The editor resigned on July 18, minutes after his meeting with the directors of the Sameeksha Trust -- economist Deepak Nayyar, who is chairman, historian Romila Thapar, sociologist Dipankar Gupta, former bureaucrat D.N. Ghosh, Ambedkar University Vice-Chancellor Shyam Menon, and CSDS director Rajeev Bhargava -- that runs the journal.

Thakurta, a well-known business journalist and political commentator, took over as the editor in January last year, succeeding C. Rammanohar Reddy, who ran the journal for 10 years.

He said the magazine had received a notice from the Adani group that sought an unconditional withdrawal of the two "defamatory and harmful" articles co-authored by him.

Thakurta had published the Adani notice and a reply on the magazine website alongside the latest article.

The trustees, he said, took "great umbrage" to his decision to engage a lawyer to represent the trust without seeking prior permission that was dubbed "an act of grave impropriety".

He said he conceded to a procedural error "for which I apologised".

But the chairman then asked him "to pull down the articles...right now" together with the notice from the Adanis and also the reply, he said.
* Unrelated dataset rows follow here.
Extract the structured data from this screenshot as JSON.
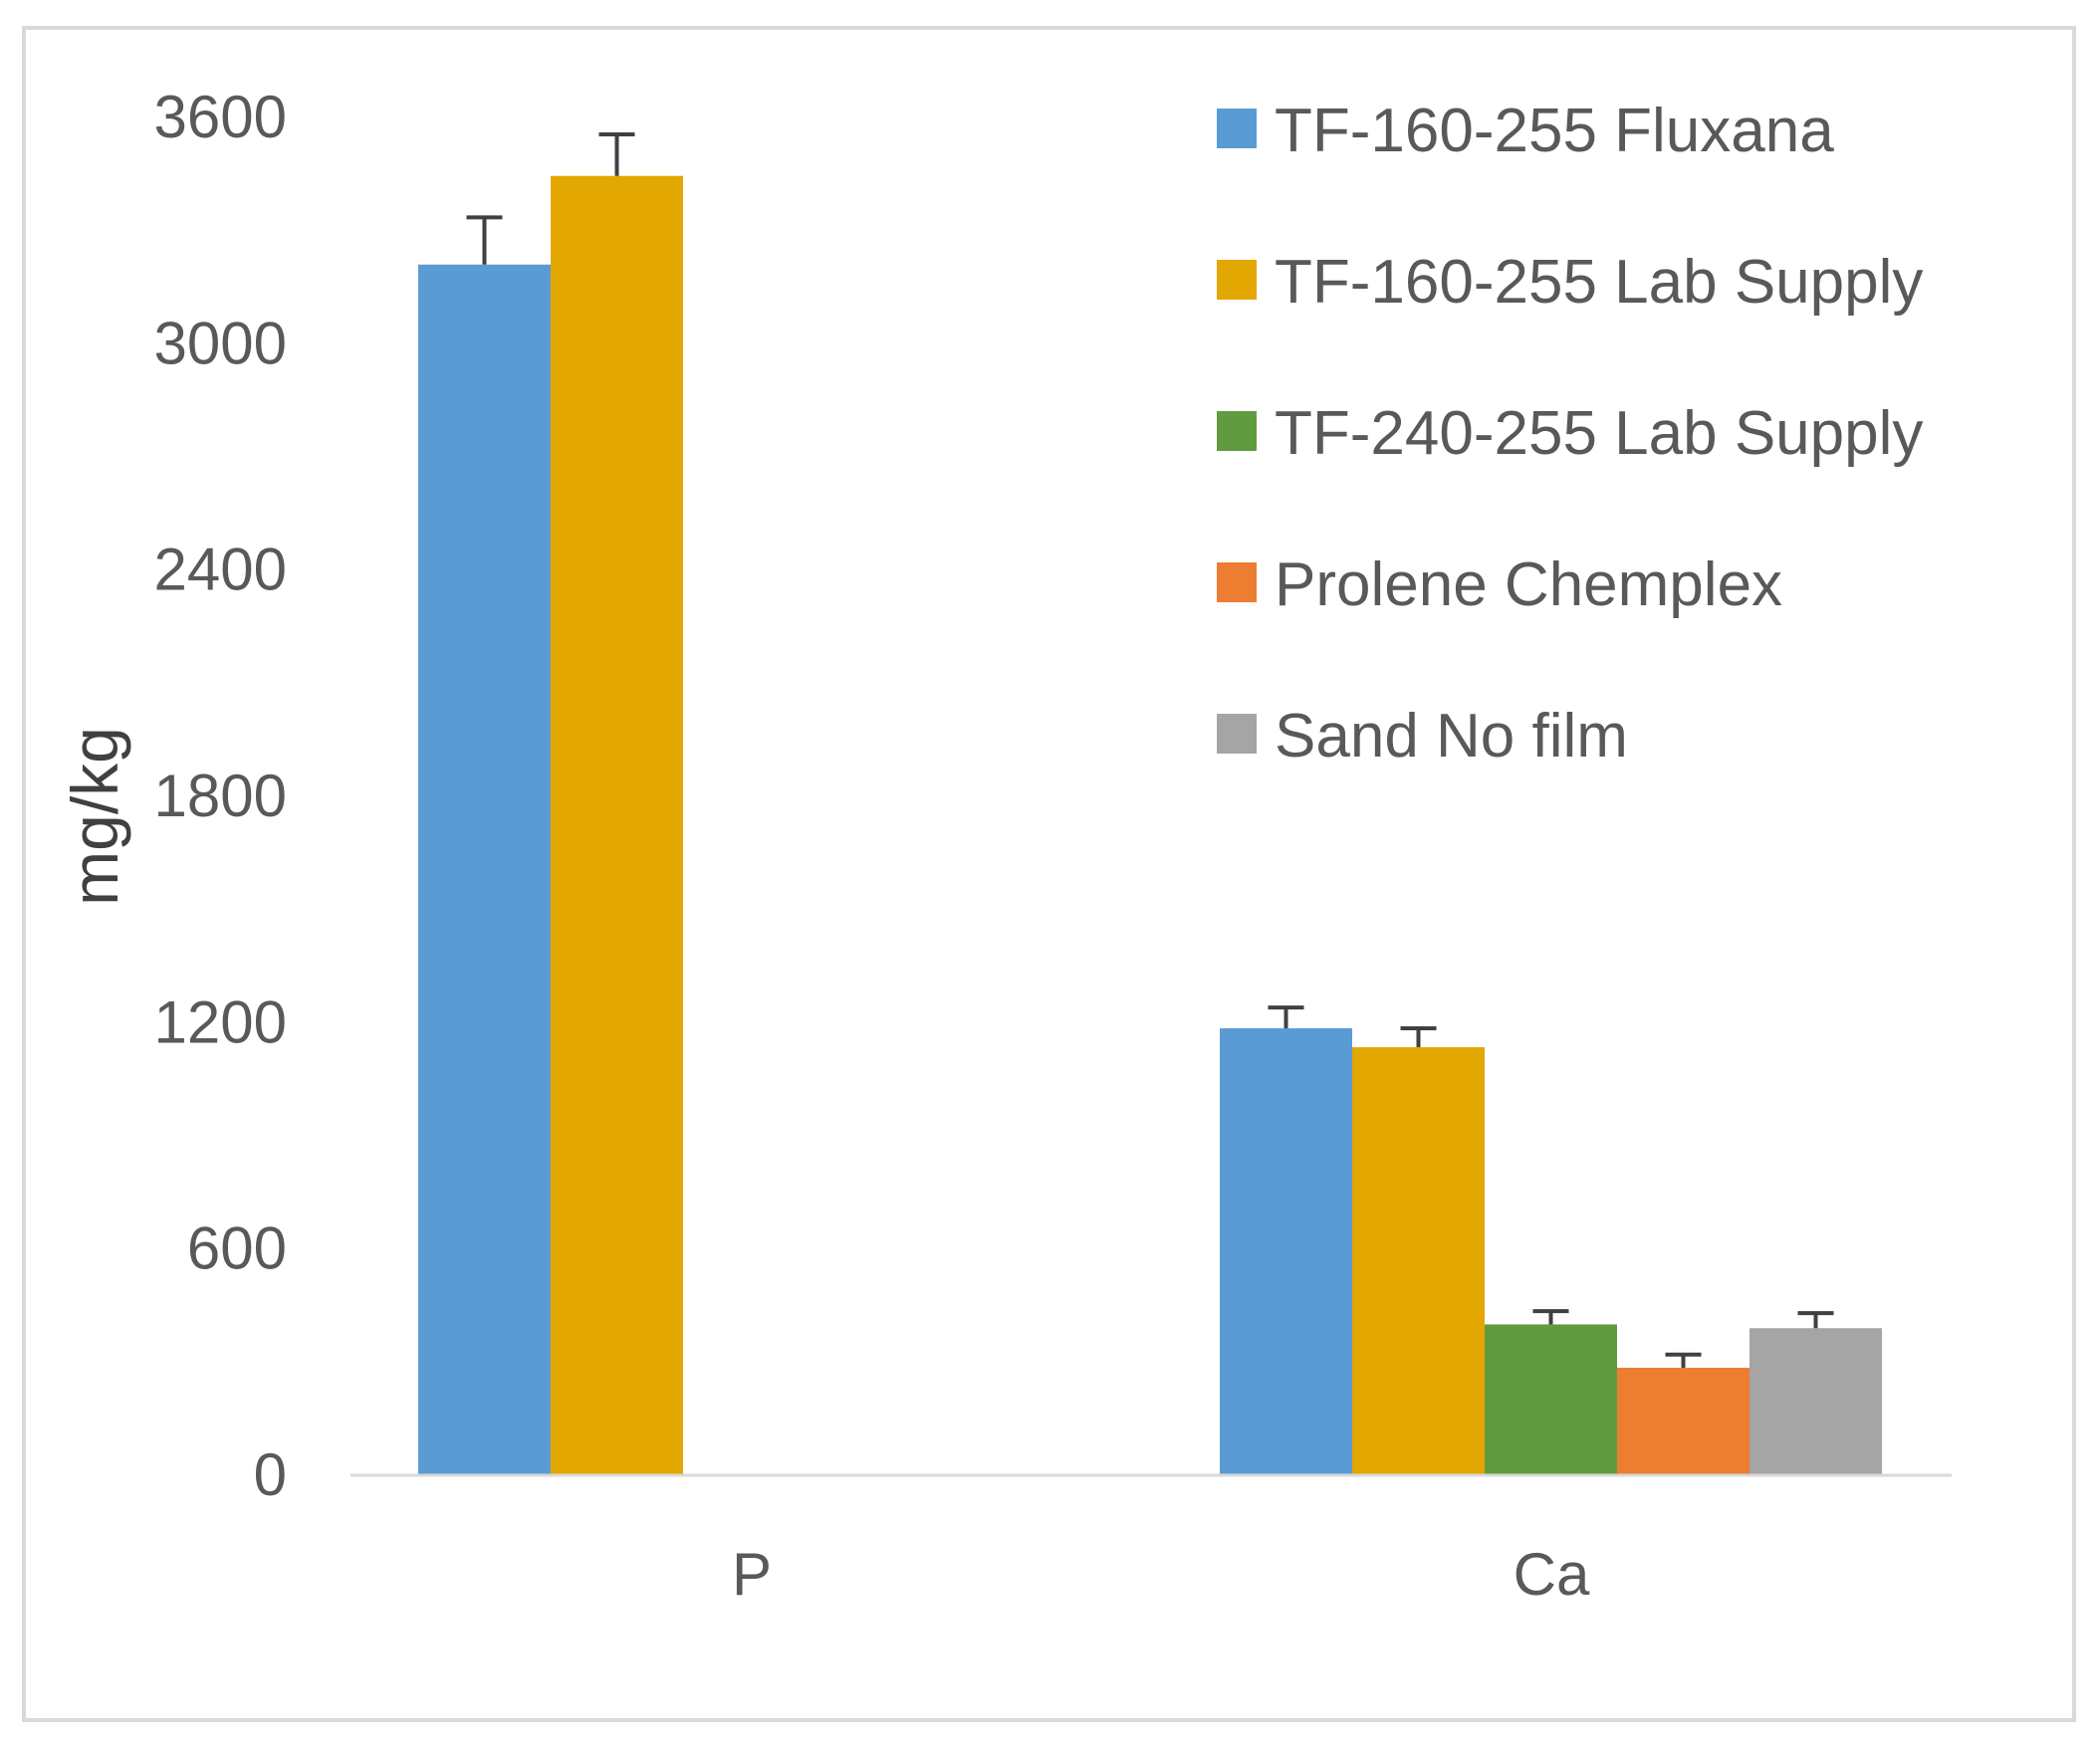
{
  "chart_data": {
    "type": "bar",
    "title": "",
    "xlabel": "",
    "ylabel": "mg/kg",
    "ylim": [
      0,
      3600
    ],
    "yticks": [
      0,
      600,
      1200,
      1800,
      2400,
      3000,
      3600
    ],
    "grid": false,
    "legend_position": "top-right",
    "categories": [
      "P",
      "Ca"
    ],
    "series": [
      {
        "name": "TF-160-255 Fluxana",
        "color": "#5b9bd5",
        "values": [
          3210,
          1185
        ],
        "errors": [
          125,
          55
        ]
      },
      {
        "name": "TF-160-255 Lab Supply",
        "color": "#e2a700",
        "values": [
          3445,
          1135
        ],
        "errors": [
          110,
          50
        ]
      },
      {
        "name": "TF-240-255 Lab Supply",
        "color": "#619b3f",
        "values": [
          null,
          400
        ],
        "errors": [
          null,
          35
        ]
      },
      {
        "name": "Prolene Chemplex",
        "color": "#ed7d31",
        "values": [
          null,
          285
        ],
        "errors": [
          null,
          35
        ]
      },
      {
        "name": "Sand No film",
        "color": "#a5a5a5",
        "values": [
          null,
          390
        ],
        "errors": [
          null,
          40
        ]
      }
    ]
  }
}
Thakurta said he got the article pulled down, but also immediately submitted his resignation.

Sameeksha later issued a statement saying Thakurta had breached their trust "in taking a unilateral decision on a matter where any decision could be taken only by... the governing board".

It said his resignation was accepted but remained silent on Thakurta's claim that he was ordered to withdraw the articles, maintaining that "there is no question of the Sameeksha Trust, an independent non-partisan institution, bowing to external pressures of any kind. It never has".

When contacted, trustees Gupta and Thapar refused to speak further on the issue.

Thakurta said he tried arguing with the trust that what the Adanis had sent was just a legal notice but then in any civil or criminal defamation case, "truth is the best defence".

"I stand by each and every sentence, each and every line, each and every observation made in that article. I have done my due diligence," said the journalist who has been writing on political economy for the past four decades.

He said he was not "personally disappointed or unhappy" over what happened because he had done his duty.

"If I cannot play the role of an antagonist, if not an adversary, to those in power -- be they politicians, bureaucrats or corporate captains -- then I am failing to perform my duties and obligations as a journalist. It is not my personal battle, it's a battle which has wider social and political ramifications."